传统赋予中国反形式主义的家产制法律文化,注重案件具体事实,缺乏逻辑演绎和抽象分析,整个司法审判都浸润着儒家法文化的“仁政”“和谐”“无讼”的实质理性价值观;而从司法延伸至传统中国的整个治理模式,也是以国家为本位的威权主义统治类型,发展至近现代,整个中国因此而呈现出保守、封闭而又僵化的格局。1978年改革开放至今,我们一直在“现代化范式”指引下,开放市场,建立司法体制,改善政治面貌,我们试图借鉴西方启蒙所确立的“法治国”模式完善国家管理,但40年的法治建设取得了一定成就,也暴露了很多问题,政府主导模式没有得到公民社会的回应和制约而出现了权力异化。国家领导层提出“三位一体建设”方针,恰恰说明充分认识到了这一问题的严重性,法治国家和法治政府建设不可能自动成就一个法治中国,法治国家建设需要来自社会力量的支撑。
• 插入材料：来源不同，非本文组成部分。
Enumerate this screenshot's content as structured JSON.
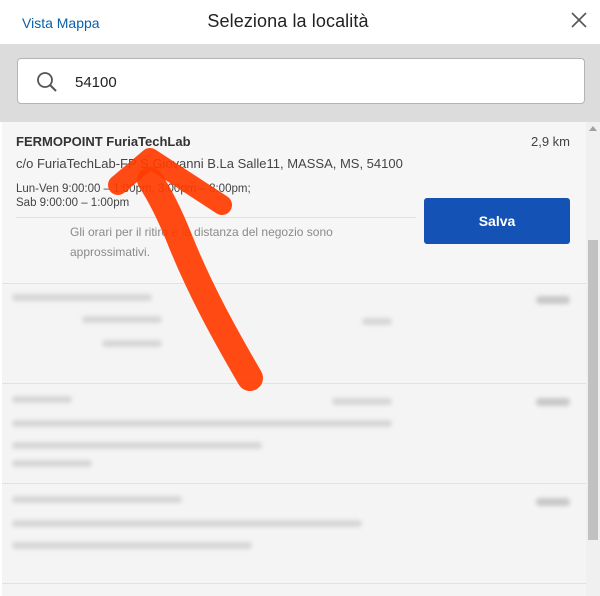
{
  "header": {
    "map_link": "Vista Mappa",
    "title": "Seleziona la località",
    "close_icon": "close-icon"
  },
  "search": {
    "value": "54100",
    "icon": "search-icon"
  },
  "results": [
    {
      "name": "FERMOPOINT FuriaTechLab",
      "distance": "2,9 km",
      "address": "c/o FuriaTechLab-FP S.Giovanni B.La Salle11, MASSA, MS, 54100",
      "hours_weekday": "Lun-Ven 9:00:00 – 1:00pm, 3:00pm – 8:00pm;",
      "hours_saturday": "Sab 9:00:00 – 1:00pm",
      "note": "Gli orari per il ritiro e la distanza del negozio sono approssimativi.",
      "save_label": "Salva"
    }
  ],
  "colors": {
    "accent": "#1453b5",
    "link": "#0a5fa8",
    "annotation": "#ff3b00"
  }
}
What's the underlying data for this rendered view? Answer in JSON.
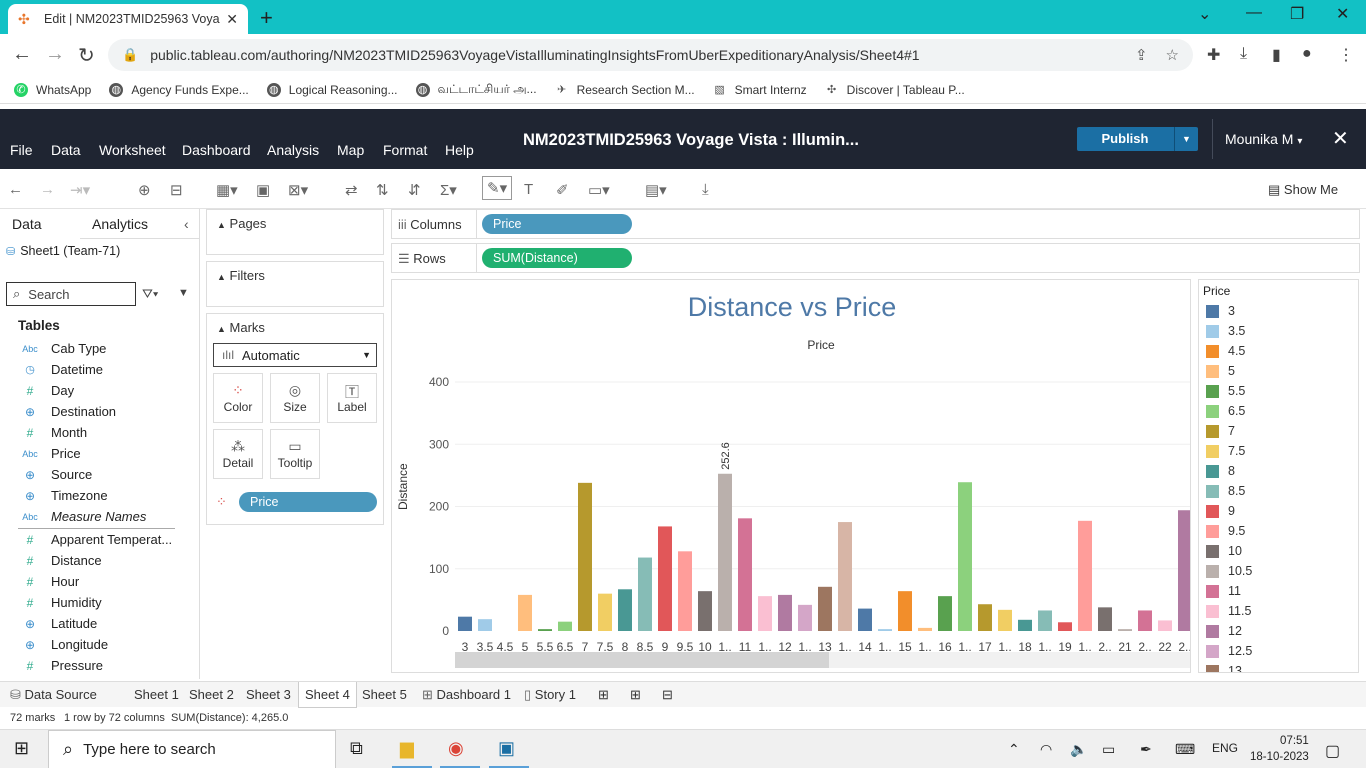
{
  "browser": {
    "tab_title": "Edit | NM2023TMID25963 Voyag",
    "url": "public.tableau.com/authoring/NM2023TMID25963VoyageVistaIlluminatingInsightsFromUberExpeditionaryAnalysis/Sheet4#1",
    "bookmarks": [
      "WhatsApp",
      "Agency Funds Expe...",
      "Logical Reasoning...",
      "வட்டாட்சியர் அ...",
      "Research Section M...",
      "Smart Internz",
      "Discover | Tableau P..."
    ]
  },
  "header": {
    "menus": [
      "File",
      "Data",
      "Worksheet",
      "Dashboard",
      "Analysis",
      "Map",
      "Format",
      "Help"
    ],
    "workbook_title": "NM2023TMID25963 Voyage Vista : Illumin...",
    "publish": "Publish",
    "user": "Mounika M"
  },
  "toolbar": {
    "show_me": "Show Me"
  },
  "data_pane": {
    "tab_data": "Data",
    "tab_analytics": "Analytics",
    "source": "Sheet1 (Team-71)",
    "search_placeholder": "Search",
    "tables_header": "Tables",
    "fields": [
      {
        "name": "Cab Type",
        "type": "abc"
      },
      {
        "name": "Datetime",
        "type": "date"
      },
      {
        "name": "Day",
        "type": "num"
      },
      {
        "name": "Destination",
        "type": "geo"
      },
      {
        "name": "Month",
        "type": "num"
      },
      {
        "name": "Price",
        "type": "abc"
      },
      {
        "name": "Source",
        "type": "geo"
      },
      {
        "name": "Timezone",
        "type": "geo"
      },
      {
        "name": "Measure Names",
        "type": "abc"
      }
    ],
    "measures": [
      {
        "name": "Apparent Temperat...",
        "type": "num"
      },
      {
        "name": "Distance",
        "type": "num"
      },
      {
        "name": "Hour",
        "type": "num"
      },
      {
        "name": "Humidity",
        "type": "num"
      },
      {
        "name": "Latitude",
        "type": "geo"
      },
      {
        "name": "Longitude",
        "type": "geo"
      },
      {
        "name": "Pressure",
        "type": "num"
      }
    ]
  },
  "cards": {
    "pages": "Pages",
    "filters": "Filters",
    "marks": "Marks",
    "mark_type": "Automatic",
    "color": "Color",
    "size": "Size",
    "label": "Label",
    "detail": "Detail",
    "tooltip": "Tooltip",
    "color_pill": "Price"
  },
  "shelves": {
    "columns_label": "Columns",
    "columns_pill": "Price",
    "rows_label": "Rows",
    "rows_pill": "SUM(Distance)"
  },
  "legend": {
    "title": "Price",
    "items": [
      {
        "label": "3",
        "color": "#4e79a7"
      },
      {
        "label": "3.5",
        "color": "#a0cbe8"
      },
      {
        "label": "4.5",
        "color": "#f28e2b"
      },
      {
        "label": "5",
        "color": "#ffbe7d"
      },
      {
        "label": "5.5",
        "color": "#59a14f"
      },
      {
        "label": "6.5",
        "color": "#8cd17d"
      },
      {
        "label": "7",
        "color": "#b6992d"
      },
      {
        "label": "7.5",
        "color": "#f1ce63"
      },
      {
        "label": "8",
        "color": "#499894"
      },
      {
        "label": "8.5",
        "color": "#86bcb6"
      },
      {
        "label": "9",
        "color": "#e15759"
      },
      {
        "label": "9.5",
        "color": "#ff9d9a"
      },
      {
        "label": "10",
        "color": "#79706e"
      },
      {
        "label": "10.5",
        "color": "#bab0ac"
      },
      {
        "label": "11",
        "color": "#d37295"
      },
      {
        "label": "11.5",
        "color": "#fabfd2"
      },
      {
        "label": "12",
        "color": "#b07aa1"
      },
      {
        "label": "12.5",
        "color": "#d4a6c8"
      },
      {
        "label": "13",
        "color": "#9d7660"
      }
    ]
  },
  "chart_data": {
    "type": "bar",
    "title": "Distance vs Price",
    "column_header": "Price",
    "ylabel": "Distance",
    "ylim": [
      0,
      400
    ],
    "yticks": [
      0,
      100,
      200,
      300,
      400
    ],
    "categories": [
      "3",
      "3.5",
      "4.5",
      "5",
      "5.5",
      "6.5",
      "7",
      "7.5",
      "8",
      "8.5",
      "9",
      "9.5",
      "10",
      "1..",
      "11",
      "1..",
      "12",
      "1..",
      "13",
      "1..",
      "14",
      "1..",
      "15",
      "1..",
      "16",
      "1..",
      "17",
      "1..",
      "18",
      "1..",
      "19",
      "1..",
      "2..",
      "21",
      "2..",
      "22",
      "2.."
    ],
    "values": [
      23,
      19,
      0,
      58,
      3,
      15,
      238,
      60,
      67,
      118,
      168,
      128,
      64,
      252.6,
      181,
      56,
      58,
      42,
      71,
      175,
      36,
      3,
      64,
      5,
      56,
      239,
      43,
      34,
      18,
      33,
      14,
      177,
      38,
      3,
      33,
      17,
      194
    ],
    "colors": [
      "#4e79a7",
      "#a0cbe8",
      "#f28e2b",
      "#ffbe7d",
      "#59a14f",
      "#8cd17d",
      "#b6992d",
      "#f1ce63",
      "#499894",
      "#86bcb6",
      "#e15759",
      "#ff9d9a",
      "#79706e",
      "#bab0ac",
      "#d37295",
      "#fabfd2",
      "#b07aa1",
      "#d4a6c8",
      "#9d7660",
      "#d7b5a6",
      "#4e79a7",
      "#a0cbe8",
      "#f28e2b",
      "#ffbe7d",
      "#59a14f",
      "#8cd17d",
      "#b6992d",
      "#f1ce63",
      "#499894",
      "#86bcb6",
      "#e15759",
      "#ff9d9a",
      "#79706e",
      "#bab0ac",
      "#d37295",
      "#fabfd2",
      "#b07aa1"
    ],
    "data_labels": [
      {
        "category_index": 13,
        "text": "252.6"
      }
    ],
    "grid": true,
    "legend": "right"
  },
  "sheet_tabs": {
    "data_source": "Data Source",
    "sheets": [
      "Sheet 1",
      "Sheet 2",
      "Sheet 3",
      "Sheet 4",
      "Sheet 5"
    ],
    "active": "Sheet 4",
    "dashboard": "Dashboard 1",
    "story": "Story 1"
  },
  "status": {
    "marks": "72 marks",
    "rows_cols": "1 row by 72 columns",
    "sum": "SUM(Distance): 4,265.0"
  },
  "taskbar": {
    "search_placeholder": "Type here to search",
    "lang": "ENG",
    "time": "07:51",
    "date": "18-10-2023"
  }
}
因此,“三位一体法治建设”是中国现代化转型和整体国力增强的必由之路,其中政府积极转变身份,推行协商参与治理模式,塑造和提升公民民主品格和法治意识,形成多维互动、整体转型的态势,法治社会日益发展完善,才能满足和契合法治秩序生成的内生性需求。同时,“三位一体”建设方案本身也是中国社会历史发展至今的特定情境下的现实产物,中国的现代化进程不可能与历史完全割裂,法治中国建设必须在对中华文明保有文化自信,并深度挖掘中国传统法律文化中所蕴含的可贵的法治经验的基础上展开。

2.从国内向度到全球化场域

随着全球化浪潮的蔓延,我国加入了WTO,进入了世界经济格局,国内法治与国外法治的不断砥砺和融合已成为事实和趋势,尤其最近几年反腐败领域的国际合作得到了大大推进,中国也积极参与了有关海洋、太空、极地、气候变化等领域的国际立法及相关活动,法治领域的国际交流与国际合作日益增多,这样的形势和局面敦促我们国家的法治建设由局限于国内向度,逐渐转变为日益满足全球化场域下越发丰富的国际关系的需要。我们一方面需要积极树立具有中国特色的法治形象,另一方面要有与国际法治接轨的意识,求同存异的前提下与国际法治展开良好互动。“三位一体建设构”想的提出一方面满足了国内社会治理现代化的需要,另一方面也回应了全球化场域对我国法治建设的期许,从这个层面上讲,“三位一体建设”构想实现了从传统到现代、从国内向度到全球化场域这两个层面的飞跃,这可谓该构想所具有的时代意义。据此,当下我国要在符合自身特定国情和现实需要的情况下,依据国际社会共同认可和接受的法治精神、法治理念和法治原则不断推动中国法治的发展,使世界认识中国、了解中国、认同中国,树立法治中国的良好形象;同时鲜明地建立和维护自己的国际法治立场,以在参与的过程中维护我国国际交往中的合法权益,并在各个方面促进国际法治格局的形成。综上,“法治中国”理念和“三位一体建设”框架的提出,是站在历史与现实、中国与世界交汇而成的时空坐标上,试图寻求中国与世界和谐发展、有序共融的一种尝试,所以,法治中国建设不仅仅局限于国内向度,它应当是国际法与国内法在主权原则下的高度统合;它立足于国内的发展与完善,面向未来的合作与共进。它向国际社会展示了中国领导层坚定不移地走法治道路的决心和自信,并表达了中国积极参与国际社会法治对话与交流的勇气与信念。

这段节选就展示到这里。